The reason is this: The person presenting an issue ultimately needs to identify his or her own solution. Heck, you’re an entrepreneur: do you do what you’re told? I didn’t think so.

But it runs deeper than that.  By committing to a Gestalt mindset, extraordinary ideas bubble to the surface and give each of us a chance to benefit from the sharing, not just the person presenting the problem. Since experience sharing is real, everyone can put their “bullshit” meters away, at least for a few hours.  The combined experiences of the group come together in unexpected ways that lead to breakthroughs in thinking and approaching life in general. It’s difficult to put into words how all of this works without sounding like magic and fairy dust, but the results of long-time EO members is astounding.

Re-learning How to Listen and Share

Getting this right in a mastermind group takes commitment and patience, which is why most groups end up falling apart unless under the direction of a Coach.  In my experience, EO is the only place a peer-directed approach has actually worked, and I believe it’s because of the rigor and training required of each member. For example, before being admitted to a Forum, each member is required to spend a full day in training to learn how Forum meetings are structured and to practice how to share and give feedback. In other words, members are required to invest in themselves and the group by committing to master these sharing principles.

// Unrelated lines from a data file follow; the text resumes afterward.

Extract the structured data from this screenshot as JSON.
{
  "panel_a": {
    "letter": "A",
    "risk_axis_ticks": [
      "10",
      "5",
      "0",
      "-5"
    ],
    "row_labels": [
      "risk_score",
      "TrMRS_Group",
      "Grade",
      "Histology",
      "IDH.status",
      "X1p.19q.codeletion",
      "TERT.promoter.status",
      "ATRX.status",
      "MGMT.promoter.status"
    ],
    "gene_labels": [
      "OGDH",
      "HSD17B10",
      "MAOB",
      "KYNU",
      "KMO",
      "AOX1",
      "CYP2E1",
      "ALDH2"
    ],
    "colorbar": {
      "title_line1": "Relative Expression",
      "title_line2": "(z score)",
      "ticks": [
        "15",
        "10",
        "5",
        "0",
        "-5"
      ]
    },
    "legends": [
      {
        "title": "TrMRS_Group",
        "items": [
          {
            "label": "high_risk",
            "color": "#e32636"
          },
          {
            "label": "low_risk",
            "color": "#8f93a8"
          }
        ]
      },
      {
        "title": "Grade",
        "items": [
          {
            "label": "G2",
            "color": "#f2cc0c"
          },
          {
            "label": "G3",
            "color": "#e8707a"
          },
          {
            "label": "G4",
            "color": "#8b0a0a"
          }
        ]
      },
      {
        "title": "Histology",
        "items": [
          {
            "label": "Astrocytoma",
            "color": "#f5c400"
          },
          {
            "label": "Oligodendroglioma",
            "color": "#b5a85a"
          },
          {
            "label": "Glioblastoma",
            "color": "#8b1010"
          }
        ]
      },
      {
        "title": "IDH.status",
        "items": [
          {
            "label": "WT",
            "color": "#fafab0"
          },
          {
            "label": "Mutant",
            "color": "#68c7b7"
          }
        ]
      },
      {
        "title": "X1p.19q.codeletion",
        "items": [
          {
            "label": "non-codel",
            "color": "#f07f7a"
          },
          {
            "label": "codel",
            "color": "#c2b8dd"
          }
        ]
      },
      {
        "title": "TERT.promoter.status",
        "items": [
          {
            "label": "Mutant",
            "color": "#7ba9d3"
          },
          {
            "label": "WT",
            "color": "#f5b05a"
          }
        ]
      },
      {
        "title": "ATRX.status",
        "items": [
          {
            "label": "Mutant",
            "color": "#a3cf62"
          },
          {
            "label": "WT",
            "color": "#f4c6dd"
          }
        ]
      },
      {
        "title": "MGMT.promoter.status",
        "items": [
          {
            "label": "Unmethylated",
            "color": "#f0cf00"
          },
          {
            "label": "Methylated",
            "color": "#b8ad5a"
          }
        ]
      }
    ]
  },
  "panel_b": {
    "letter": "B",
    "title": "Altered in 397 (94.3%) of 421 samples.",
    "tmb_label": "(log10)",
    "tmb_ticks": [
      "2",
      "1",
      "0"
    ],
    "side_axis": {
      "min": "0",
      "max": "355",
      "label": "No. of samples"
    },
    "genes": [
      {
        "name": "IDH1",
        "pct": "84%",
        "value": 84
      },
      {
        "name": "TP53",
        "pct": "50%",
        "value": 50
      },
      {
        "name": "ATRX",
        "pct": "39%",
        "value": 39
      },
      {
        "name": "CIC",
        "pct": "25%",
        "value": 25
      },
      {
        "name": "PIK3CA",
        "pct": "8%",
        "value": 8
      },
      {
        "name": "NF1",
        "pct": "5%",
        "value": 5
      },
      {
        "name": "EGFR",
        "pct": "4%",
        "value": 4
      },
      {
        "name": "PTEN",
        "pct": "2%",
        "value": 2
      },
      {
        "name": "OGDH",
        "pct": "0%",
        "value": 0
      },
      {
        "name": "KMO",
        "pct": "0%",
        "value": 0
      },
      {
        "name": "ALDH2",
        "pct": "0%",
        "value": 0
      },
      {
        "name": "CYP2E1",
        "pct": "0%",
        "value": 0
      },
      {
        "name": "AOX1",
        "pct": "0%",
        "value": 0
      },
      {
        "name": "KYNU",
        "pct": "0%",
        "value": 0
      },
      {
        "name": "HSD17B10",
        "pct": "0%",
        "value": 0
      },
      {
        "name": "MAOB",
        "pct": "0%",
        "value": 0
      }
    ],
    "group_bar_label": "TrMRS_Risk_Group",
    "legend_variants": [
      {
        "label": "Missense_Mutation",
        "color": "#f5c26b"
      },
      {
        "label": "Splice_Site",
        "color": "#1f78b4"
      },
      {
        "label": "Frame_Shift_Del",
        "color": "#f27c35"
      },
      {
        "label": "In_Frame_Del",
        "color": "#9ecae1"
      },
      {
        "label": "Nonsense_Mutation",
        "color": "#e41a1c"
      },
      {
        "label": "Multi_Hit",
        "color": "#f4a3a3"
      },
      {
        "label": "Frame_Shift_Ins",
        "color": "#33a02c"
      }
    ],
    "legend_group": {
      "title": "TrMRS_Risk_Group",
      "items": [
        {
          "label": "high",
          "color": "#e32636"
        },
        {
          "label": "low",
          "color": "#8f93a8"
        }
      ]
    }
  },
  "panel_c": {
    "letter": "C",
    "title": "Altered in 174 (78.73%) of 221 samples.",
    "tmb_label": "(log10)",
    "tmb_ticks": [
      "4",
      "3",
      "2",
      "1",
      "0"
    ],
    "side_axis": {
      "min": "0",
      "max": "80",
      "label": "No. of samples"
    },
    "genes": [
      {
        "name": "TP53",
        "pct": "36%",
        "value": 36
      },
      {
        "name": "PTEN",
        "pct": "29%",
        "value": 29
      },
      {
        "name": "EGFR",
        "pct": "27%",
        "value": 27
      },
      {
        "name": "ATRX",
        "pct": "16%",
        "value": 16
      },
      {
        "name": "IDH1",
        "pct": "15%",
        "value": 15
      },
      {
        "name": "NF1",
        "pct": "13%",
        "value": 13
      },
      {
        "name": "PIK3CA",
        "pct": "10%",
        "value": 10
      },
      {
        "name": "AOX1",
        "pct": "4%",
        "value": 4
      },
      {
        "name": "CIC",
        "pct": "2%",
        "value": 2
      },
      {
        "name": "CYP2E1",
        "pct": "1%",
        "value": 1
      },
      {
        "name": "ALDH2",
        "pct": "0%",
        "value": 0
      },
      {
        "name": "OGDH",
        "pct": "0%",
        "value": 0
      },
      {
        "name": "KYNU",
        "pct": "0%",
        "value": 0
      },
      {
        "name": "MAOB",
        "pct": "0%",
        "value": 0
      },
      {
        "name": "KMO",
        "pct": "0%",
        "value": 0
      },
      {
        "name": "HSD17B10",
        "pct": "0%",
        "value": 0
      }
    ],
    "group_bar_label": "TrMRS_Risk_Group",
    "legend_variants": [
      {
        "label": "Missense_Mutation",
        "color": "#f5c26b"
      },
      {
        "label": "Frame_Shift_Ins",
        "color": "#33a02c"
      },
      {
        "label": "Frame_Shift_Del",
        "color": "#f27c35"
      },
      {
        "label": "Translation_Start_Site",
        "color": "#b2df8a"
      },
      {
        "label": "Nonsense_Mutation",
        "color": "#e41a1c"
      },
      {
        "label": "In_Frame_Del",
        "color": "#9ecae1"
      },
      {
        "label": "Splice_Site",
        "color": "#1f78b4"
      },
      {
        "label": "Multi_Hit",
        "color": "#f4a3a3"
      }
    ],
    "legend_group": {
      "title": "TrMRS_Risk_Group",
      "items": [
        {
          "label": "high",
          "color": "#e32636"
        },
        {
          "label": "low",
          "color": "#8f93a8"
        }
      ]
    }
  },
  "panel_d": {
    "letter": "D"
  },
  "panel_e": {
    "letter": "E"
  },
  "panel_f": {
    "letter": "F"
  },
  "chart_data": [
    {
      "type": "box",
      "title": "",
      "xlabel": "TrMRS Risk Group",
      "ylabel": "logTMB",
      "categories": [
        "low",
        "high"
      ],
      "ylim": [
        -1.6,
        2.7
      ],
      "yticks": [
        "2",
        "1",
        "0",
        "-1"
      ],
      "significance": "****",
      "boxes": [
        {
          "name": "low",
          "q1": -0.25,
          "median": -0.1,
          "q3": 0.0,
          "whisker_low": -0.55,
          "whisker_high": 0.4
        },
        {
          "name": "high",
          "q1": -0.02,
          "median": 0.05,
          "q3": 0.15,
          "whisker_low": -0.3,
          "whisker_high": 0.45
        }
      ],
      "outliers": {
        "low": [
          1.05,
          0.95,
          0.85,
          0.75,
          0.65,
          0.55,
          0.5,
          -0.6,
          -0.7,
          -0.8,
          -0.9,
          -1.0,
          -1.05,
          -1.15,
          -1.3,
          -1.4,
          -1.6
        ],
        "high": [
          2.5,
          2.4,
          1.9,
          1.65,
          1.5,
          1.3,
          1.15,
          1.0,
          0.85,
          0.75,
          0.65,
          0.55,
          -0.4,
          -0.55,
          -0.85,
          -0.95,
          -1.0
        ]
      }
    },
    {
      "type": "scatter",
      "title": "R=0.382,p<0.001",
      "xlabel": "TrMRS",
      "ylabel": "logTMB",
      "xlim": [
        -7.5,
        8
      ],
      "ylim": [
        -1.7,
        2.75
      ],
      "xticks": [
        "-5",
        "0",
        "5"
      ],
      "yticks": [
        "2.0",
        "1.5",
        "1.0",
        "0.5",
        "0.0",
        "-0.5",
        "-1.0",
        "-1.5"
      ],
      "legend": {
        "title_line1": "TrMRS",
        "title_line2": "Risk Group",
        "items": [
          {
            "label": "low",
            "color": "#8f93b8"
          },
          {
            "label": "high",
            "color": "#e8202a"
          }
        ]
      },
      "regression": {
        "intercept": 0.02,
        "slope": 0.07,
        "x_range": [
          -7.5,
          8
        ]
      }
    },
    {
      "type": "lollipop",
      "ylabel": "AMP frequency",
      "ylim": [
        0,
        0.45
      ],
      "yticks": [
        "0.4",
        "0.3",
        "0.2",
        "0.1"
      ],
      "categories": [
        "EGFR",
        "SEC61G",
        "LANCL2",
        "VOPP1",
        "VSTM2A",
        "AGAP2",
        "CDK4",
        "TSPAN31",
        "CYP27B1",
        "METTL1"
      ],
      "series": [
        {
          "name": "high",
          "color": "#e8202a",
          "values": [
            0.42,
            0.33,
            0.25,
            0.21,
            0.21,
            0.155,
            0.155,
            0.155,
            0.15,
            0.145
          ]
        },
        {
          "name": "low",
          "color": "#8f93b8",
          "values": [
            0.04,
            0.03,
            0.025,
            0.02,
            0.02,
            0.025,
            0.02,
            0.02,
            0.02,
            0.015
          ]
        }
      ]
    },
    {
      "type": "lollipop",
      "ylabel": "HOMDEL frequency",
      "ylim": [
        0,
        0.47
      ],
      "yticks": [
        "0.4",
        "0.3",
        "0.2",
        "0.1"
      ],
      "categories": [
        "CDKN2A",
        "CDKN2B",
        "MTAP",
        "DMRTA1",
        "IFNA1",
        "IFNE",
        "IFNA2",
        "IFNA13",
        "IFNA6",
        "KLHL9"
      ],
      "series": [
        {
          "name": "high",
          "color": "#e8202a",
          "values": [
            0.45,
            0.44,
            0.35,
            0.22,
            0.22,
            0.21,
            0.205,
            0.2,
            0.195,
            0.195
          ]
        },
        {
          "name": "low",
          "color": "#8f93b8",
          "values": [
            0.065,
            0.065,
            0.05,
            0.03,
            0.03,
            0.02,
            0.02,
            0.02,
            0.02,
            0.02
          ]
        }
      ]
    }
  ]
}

Unfortunately, EO isn’t for everyone: to apply, an entrepreneur’s business revenues must be a minimum of $1 Million (although there is an EO “Accelerator” program for businesses at $250,000 and above). But any mastermind group can improve its effectiveness by following the principles EO advocates: Have more 5% conversations, have a Gestalt mindset, and take a new approach to listening and sharing.

Are you or have you been a part of a mastermind group?  Share what’s worked (and what hasn’t).